El 737 MAX enfila la pista de despegue para recuperar su certificación y poder volver a operar vuelos comerciales. La Administración Federal de Aviación de Estados Unidos y Boeing han anunciado el comienzo de serie de vuelos de certificación para evaluar los cambios propuestos por Boeing para solucionar los problemas que causaron dos accidentes mortales y que obligaron a las autoridades aéreas a prohibirle volar en marzo de 2019.

Noticias relacionadas

Este mismo lunes, un 737 MAX partió desde Seattle a las 9:55 hora local, para realizar la primera ronda de pruebas. Se espera que los vuelos de certificación duren aproximadamente tres días. Entre las maniobras a realizar se incluirán una amplia gama de maniobras de vuelo y procedimientos de emergencia para evaluar si los cambios realizados en el software del avión cumplen con los estándares de certificación de la FAA.

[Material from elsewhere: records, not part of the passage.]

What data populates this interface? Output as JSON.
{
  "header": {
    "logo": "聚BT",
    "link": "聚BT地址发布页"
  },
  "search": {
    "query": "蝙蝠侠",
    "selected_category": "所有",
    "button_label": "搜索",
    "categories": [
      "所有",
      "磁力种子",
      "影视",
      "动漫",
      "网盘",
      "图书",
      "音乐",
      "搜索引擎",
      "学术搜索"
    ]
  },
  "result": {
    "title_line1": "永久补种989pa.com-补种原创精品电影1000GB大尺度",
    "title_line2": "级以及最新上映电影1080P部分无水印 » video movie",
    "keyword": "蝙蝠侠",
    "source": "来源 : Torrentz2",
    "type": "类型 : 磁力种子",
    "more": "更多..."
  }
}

Las pruebas están siendo realizadas por pilotos e ingenieros de prueba de la FAA y Boeing. Si bien los vuelos de certificación son un hito importante, no son el final del proceso. Tras superar esta fase quedarán varias tareas clave. La FAA ha declarado que "se tomará el tiempo necesario para revisar a fondo el trabajo de Boeing. Levantaremos el orden de puesta a tierra solo después de que estemos seguros de que la aeronave cumple con los estándares de certificación".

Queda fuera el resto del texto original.